If set to .true., all stability dependence is suppressed and
neutral logarithmic profiles are used for all calculations;
all other namelist parameters ignored
real :: drag_min = 1.e-05 (non-dimensional)
The drag coefficients (for both momentum and temperature)
are not allowed to fall below drag_min
integer :: stable_option = 1
must equal either 1 or 2
two version for the similarity functions on the stable side
real :: rich_crit = 2.0 (non-dimensional)
The first step in applying the similarity theory is computing
the bulk Richardson's number Ri between the lowest model level
and the surface. If Ri is greater than rich_crit, the drag
coefficients are set to drag_min.
This value also affects the drag coefficients under stable conditions
for either choice of stable_option, as the drag is arranged to
becomes very small as rich_crit is approached
real :: zeta_trans = 0.5 (non-dimensional)
A parameter in the stable-option = 2 piecewise linear similarity
function for the stable side. Increasing zeta_trans reduces
the drag and the implied diffusivities
Revision history
changes (10/4/1999)
MPP version created. Minor changes for open_file, error_mesg,
and Fortran write statements. Answers should reproduce the
previous version.
more changes (10/01)
-- time smoothing option removed
-- second optional similarity function on stable side added
-- stable_mix interface added
-- code rearranged substantially for clarity, removing initial
aggregation of points into unstable and stable sets
-- answers reproduce for stable_option = 1 except in the very
rare instance of points that are very close to neutral.
These need to be treated separately to avoid a divide by sero.

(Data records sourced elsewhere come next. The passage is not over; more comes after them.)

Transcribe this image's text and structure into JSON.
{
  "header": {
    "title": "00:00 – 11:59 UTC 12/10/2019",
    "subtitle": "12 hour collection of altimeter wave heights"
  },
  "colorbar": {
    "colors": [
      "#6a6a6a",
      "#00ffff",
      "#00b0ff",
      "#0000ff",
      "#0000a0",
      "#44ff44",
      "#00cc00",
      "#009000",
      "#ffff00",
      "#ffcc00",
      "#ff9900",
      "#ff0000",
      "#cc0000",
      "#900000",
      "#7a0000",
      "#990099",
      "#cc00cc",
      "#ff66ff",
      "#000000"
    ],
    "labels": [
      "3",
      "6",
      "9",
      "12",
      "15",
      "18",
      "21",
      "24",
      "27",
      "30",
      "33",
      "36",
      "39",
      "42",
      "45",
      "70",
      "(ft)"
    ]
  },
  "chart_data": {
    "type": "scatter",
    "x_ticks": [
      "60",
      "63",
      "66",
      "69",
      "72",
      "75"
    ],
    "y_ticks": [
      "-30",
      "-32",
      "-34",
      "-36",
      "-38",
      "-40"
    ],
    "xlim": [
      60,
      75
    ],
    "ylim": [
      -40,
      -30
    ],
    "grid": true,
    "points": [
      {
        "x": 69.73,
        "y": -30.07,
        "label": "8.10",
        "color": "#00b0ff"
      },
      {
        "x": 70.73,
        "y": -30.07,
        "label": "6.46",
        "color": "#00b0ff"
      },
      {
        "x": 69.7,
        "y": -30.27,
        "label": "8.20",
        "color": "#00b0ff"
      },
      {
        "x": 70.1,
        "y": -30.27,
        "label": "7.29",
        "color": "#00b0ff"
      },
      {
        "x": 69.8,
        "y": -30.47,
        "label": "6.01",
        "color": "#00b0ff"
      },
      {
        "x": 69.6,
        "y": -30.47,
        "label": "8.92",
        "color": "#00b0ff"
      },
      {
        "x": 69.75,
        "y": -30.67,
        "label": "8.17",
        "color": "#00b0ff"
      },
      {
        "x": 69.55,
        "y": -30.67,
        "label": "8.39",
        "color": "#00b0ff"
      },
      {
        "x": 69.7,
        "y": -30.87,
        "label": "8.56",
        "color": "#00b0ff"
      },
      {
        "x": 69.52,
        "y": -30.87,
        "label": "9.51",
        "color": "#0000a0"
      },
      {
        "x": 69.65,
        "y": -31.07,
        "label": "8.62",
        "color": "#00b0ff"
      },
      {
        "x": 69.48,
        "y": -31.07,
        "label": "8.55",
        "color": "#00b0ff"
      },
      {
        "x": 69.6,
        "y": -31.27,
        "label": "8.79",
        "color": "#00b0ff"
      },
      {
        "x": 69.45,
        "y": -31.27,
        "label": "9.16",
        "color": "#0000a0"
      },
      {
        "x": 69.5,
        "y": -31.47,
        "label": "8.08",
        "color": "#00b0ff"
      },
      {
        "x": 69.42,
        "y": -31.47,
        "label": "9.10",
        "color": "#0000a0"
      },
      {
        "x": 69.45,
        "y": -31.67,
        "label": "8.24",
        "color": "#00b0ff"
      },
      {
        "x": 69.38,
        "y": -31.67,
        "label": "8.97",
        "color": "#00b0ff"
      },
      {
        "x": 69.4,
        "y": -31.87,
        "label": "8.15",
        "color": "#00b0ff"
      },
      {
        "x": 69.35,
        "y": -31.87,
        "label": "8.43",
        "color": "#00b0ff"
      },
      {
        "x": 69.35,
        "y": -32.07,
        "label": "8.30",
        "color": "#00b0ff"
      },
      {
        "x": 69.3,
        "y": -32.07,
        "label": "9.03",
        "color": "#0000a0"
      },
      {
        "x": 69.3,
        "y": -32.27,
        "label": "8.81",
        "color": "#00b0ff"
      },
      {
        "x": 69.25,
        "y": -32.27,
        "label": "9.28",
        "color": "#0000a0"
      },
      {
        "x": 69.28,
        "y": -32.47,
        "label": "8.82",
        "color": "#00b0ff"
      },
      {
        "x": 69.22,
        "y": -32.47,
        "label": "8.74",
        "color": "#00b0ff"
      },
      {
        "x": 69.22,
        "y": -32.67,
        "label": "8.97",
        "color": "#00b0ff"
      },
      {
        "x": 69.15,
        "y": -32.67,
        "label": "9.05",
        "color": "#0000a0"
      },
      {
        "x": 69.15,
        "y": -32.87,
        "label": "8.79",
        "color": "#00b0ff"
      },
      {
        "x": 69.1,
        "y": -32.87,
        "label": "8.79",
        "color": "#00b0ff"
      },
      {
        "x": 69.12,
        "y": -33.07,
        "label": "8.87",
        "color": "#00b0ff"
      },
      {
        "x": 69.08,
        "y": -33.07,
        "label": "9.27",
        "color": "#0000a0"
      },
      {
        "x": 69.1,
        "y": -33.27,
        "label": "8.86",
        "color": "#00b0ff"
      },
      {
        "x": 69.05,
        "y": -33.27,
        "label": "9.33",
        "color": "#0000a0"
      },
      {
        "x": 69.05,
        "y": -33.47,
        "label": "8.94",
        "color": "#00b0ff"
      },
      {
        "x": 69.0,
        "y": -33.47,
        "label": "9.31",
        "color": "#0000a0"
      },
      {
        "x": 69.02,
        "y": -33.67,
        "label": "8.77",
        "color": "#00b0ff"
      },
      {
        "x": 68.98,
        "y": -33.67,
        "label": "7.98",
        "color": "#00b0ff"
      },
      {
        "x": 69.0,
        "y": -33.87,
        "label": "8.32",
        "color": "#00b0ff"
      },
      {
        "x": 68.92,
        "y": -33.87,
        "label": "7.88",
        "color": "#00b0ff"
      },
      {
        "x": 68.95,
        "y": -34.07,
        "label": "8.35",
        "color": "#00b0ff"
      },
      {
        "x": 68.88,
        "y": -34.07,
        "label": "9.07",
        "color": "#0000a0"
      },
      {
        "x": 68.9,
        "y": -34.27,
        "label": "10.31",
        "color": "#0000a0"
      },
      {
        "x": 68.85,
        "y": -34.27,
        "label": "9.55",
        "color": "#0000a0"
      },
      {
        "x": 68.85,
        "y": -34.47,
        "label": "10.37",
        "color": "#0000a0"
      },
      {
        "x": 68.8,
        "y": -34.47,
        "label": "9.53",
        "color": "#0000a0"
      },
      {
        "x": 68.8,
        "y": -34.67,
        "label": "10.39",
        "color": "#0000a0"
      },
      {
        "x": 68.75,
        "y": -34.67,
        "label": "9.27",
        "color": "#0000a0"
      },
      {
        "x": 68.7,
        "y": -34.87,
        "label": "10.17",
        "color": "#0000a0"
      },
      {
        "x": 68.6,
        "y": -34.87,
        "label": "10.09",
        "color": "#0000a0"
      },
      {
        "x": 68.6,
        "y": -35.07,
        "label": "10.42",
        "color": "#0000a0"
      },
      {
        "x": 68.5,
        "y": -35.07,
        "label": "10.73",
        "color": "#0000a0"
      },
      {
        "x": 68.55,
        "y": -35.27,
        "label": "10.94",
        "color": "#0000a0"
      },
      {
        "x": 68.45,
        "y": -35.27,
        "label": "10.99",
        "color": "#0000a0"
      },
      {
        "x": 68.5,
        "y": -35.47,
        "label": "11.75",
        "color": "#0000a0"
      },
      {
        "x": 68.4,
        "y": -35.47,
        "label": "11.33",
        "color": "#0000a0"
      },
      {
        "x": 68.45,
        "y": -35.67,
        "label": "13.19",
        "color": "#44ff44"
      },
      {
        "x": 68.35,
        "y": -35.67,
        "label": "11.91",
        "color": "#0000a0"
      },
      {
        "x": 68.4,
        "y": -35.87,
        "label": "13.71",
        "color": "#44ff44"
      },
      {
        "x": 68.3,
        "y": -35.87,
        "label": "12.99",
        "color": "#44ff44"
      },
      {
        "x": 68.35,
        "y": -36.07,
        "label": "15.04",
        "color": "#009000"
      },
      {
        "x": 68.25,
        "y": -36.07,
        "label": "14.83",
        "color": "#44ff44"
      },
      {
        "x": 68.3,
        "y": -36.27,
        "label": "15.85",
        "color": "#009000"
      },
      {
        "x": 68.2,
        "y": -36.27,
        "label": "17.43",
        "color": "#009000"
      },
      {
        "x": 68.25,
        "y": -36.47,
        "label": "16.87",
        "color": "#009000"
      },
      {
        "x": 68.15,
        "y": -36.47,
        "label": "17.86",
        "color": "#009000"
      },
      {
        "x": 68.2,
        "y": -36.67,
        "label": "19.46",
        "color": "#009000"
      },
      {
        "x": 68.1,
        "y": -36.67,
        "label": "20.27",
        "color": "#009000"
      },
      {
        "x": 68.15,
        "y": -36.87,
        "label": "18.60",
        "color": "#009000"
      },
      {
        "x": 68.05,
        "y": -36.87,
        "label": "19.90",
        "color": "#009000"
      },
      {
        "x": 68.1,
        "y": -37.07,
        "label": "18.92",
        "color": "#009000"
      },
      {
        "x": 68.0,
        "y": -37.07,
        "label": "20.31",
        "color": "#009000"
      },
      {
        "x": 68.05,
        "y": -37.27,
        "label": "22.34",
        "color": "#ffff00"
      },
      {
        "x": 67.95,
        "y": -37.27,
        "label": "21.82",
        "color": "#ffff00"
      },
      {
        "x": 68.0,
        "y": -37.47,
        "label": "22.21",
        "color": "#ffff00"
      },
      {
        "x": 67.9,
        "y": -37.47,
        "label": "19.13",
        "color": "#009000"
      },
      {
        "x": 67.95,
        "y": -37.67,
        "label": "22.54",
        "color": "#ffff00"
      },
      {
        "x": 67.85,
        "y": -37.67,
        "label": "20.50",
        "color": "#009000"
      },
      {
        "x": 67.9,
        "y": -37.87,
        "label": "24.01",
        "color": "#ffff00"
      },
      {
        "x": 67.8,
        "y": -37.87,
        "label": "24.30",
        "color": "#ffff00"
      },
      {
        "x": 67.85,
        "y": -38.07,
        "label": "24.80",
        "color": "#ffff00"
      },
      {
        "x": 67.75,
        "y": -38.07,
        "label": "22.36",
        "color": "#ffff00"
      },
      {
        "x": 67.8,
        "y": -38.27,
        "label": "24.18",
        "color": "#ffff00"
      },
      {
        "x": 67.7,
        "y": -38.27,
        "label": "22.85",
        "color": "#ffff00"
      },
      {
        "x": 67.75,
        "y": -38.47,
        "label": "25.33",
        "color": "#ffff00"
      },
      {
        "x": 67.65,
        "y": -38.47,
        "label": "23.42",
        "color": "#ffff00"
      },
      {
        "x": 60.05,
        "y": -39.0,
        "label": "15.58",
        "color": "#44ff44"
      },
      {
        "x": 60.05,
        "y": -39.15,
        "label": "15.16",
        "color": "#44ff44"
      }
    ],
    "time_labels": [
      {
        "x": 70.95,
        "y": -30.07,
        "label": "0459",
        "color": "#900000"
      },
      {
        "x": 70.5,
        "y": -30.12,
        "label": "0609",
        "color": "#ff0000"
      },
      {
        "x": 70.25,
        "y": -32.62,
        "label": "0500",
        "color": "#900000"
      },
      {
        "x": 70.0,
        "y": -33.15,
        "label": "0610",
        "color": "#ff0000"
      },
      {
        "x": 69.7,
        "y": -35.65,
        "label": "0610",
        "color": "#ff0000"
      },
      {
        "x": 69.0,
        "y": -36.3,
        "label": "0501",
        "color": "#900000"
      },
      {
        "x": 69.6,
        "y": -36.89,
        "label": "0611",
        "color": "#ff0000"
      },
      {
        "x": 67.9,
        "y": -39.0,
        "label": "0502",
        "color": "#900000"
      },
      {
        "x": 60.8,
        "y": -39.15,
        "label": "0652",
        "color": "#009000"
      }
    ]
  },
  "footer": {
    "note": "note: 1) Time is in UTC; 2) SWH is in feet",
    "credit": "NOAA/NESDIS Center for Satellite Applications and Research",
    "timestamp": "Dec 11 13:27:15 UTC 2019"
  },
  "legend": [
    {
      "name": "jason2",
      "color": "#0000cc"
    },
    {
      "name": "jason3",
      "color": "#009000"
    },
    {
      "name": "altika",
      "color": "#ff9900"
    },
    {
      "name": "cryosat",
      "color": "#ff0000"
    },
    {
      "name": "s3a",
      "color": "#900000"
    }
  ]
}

In this version, the drag coefficients at these points are simply
set to the neutral value
FATAL ERRORS in MONIN_OBUKHOV_INIT in MONIN_OBUKHOV_MOD
-- rich_crit in monin_obukhov_mod must be > 0.25
-- drag_min in monin_obukhov_mod must be >= 0.0
-- the only allowable values of stable_option are 1 and 2
-- zeta_trans must be positive
FATAL ERROR in solve_zeta in monin_obukhov_mod
-- surface drag iteration did not converge
None known
If iteration convergence is ever a problem, one can consider precomputation and table interpolation It would be convenient if changing the derivative similarity functions automatically modified the integral functions and stable_mix (this would presumably require numerical integration and table look-ups as opposed to analytical expressions)